The credit grantor wants to feel secure that should you not make your payments, it has a means of collecting the debt. Most credit cards are unsecured. In some states, a creditor’s only recourse to collect the debt is to get a judgment against you which would secure the payment with your home when you either sell or refinance the property.
If you are applying for a mortgage, a lender will look at your credit history and how long you have lived at your present address. The creditor will verify length of residence through your landlord or mortgage lender. Whether or not you pay your rent or mortgage on time is reviewed closely because it may indicate how you will pay your new loan.
If you are trying to rent a home or an apartment, a credit report may be requested. If there are problems listed on your report, the landlord may in crease the required deposit.
If you are upfront about any credit problems, many creditors will work’ with you or show you what to do to reapply in the future.
Q. How is my loan interest rate calculated? Why do some of my credit cards offer a grace period, while others do not?
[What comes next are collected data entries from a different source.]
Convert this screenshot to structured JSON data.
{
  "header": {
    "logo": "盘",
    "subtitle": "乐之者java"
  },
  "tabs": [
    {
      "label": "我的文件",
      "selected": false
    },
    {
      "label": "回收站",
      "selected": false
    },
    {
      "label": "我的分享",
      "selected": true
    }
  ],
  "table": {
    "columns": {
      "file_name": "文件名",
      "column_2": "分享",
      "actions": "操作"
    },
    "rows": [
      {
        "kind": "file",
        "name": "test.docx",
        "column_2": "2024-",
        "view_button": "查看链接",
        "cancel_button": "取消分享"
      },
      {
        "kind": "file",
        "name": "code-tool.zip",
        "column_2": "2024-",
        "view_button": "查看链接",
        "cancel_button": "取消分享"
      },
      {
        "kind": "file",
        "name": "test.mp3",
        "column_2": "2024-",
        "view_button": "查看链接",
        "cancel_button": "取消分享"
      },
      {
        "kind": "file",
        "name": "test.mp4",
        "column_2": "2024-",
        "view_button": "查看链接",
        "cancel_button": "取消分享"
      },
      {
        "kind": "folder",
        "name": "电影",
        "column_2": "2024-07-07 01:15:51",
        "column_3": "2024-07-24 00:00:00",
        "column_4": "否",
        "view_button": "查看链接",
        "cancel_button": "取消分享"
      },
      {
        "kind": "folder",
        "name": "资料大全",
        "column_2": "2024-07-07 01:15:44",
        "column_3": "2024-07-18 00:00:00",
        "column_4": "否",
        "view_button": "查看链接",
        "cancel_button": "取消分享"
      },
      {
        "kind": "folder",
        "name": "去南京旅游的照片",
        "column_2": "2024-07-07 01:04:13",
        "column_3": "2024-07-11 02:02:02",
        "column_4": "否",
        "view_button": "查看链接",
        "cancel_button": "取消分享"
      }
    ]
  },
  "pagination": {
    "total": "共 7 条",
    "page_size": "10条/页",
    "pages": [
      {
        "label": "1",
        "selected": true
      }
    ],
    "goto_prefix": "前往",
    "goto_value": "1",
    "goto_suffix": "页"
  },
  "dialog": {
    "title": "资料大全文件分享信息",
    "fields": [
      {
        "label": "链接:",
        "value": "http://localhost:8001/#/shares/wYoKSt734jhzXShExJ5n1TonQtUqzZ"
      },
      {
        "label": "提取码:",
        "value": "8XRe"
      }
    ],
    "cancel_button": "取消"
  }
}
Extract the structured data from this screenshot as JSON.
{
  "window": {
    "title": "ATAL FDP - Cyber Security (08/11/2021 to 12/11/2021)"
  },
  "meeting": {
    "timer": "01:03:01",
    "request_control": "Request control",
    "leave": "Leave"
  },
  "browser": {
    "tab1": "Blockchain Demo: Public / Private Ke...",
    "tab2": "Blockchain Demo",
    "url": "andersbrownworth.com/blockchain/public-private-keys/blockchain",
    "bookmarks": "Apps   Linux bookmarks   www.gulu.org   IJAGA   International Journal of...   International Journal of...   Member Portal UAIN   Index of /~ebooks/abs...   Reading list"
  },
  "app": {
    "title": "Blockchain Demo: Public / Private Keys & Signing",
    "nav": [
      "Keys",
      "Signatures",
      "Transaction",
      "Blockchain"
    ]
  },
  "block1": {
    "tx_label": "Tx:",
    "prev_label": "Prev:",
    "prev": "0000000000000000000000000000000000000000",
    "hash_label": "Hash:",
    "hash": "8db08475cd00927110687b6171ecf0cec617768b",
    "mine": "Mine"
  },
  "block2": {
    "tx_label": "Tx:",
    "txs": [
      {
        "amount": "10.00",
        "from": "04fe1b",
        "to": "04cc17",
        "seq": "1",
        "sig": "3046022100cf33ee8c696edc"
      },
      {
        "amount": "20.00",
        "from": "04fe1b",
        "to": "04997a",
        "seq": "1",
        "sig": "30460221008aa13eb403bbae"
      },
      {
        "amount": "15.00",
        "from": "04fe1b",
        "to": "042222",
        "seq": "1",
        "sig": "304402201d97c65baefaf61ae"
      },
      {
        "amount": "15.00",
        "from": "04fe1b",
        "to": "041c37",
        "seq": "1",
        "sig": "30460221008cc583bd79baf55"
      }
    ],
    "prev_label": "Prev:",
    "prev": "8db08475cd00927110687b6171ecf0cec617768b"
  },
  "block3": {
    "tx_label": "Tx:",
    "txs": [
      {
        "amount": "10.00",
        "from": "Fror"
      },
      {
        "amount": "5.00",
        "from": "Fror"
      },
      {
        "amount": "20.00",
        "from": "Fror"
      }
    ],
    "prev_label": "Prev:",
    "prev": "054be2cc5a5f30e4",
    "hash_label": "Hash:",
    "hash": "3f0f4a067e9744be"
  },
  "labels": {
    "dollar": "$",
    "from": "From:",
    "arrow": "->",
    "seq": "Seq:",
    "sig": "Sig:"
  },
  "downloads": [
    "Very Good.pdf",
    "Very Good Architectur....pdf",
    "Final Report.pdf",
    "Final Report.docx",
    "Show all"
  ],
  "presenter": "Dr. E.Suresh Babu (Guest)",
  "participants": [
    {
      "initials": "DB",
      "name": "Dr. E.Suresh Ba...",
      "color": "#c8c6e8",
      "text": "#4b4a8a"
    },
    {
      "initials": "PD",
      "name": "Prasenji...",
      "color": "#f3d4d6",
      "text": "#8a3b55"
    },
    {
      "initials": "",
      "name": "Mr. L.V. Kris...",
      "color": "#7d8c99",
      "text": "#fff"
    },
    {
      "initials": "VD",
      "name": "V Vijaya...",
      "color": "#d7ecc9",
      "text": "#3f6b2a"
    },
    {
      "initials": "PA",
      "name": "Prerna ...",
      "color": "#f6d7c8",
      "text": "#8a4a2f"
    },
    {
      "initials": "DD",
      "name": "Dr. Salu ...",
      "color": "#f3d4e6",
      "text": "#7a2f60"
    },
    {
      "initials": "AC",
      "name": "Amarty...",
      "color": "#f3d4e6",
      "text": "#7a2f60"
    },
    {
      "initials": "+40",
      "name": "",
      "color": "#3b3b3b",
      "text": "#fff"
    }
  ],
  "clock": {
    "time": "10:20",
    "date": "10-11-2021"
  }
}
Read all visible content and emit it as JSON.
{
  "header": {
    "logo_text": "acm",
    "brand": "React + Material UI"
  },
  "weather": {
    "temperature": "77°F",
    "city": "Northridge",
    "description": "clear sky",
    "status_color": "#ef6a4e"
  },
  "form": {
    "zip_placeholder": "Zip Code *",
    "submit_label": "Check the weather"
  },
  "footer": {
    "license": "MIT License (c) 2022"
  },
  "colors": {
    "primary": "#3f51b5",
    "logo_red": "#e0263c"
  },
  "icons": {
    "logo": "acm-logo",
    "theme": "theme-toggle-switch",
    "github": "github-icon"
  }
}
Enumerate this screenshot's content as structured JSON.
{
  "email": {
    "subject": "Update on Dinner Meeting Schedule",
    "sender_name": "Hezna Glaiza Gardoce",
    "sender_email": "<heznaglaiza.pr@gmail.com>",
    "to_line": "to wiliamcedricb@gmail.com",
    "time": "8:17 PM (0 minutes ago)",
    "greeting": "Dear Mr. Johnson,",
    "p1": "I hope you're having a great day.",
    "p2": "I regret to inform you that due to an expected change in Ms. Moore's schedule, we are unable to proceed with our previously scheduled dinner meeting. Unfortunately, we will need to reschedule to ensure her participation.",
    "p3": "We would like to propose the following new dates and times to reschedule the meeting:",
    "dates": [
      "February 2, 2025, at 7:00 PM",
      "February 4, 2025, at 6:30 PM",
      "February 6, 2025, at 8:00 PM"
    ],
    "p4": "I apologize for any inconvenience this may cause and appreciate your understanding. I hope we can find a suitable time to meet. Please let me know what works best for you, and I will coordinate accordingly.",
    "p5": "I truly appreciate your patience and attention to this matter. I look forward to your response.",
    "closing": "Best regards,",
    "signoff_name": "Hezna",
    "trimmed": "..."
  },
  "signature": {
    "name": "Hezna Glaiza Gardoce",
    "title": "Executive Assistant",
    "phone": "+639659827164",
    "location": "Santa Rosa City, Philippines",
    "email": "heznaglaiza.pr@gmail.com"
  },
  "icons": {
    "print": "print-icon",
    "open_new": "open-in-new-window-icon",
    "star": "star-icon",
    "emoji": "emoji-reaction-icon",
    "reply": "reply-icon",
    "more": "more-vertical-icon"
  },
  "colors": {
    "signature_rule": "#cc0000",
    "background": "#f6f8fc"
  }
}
Before completing a credit application, read the disclosure of terms located somewhere in the application. The disclosure of terms will list the annual percentage rate (APR). For example, your APR may be 21 percent. To figure out the total cost of a loan in dollars, multiply the monthly payments by the total number of months of the loan. From the total payments subtract the total amount borrowed to see how much you are paying in interest.
For a credit card, some creditors calculate interest on a daily basis. That means that interest charges begin to accumulate as soon as a purchase or charge is made. Other creditors calculate interest on a pro-rated basis, giving you a grace period. That means no interest is charged until the billing cycle. The grace period could be 25 to 30 days from the purchase date. You can repay the amount you charged in full during the grace period with interest charged.
The best cards to use would be those that have a grace period. You get free use of the money during the 25 to 30 days before the statement is due. The way to take full advantage of this form of payment is to pay the total balance off each month.
Always review your credit card application to see what the cost will be. If there is no grace period I would suggest you look for another creditor who offers one.If you always pay your credit card balance in full, you want a grace period and no annual fee; you don’t care what the APR is because you will never pay it!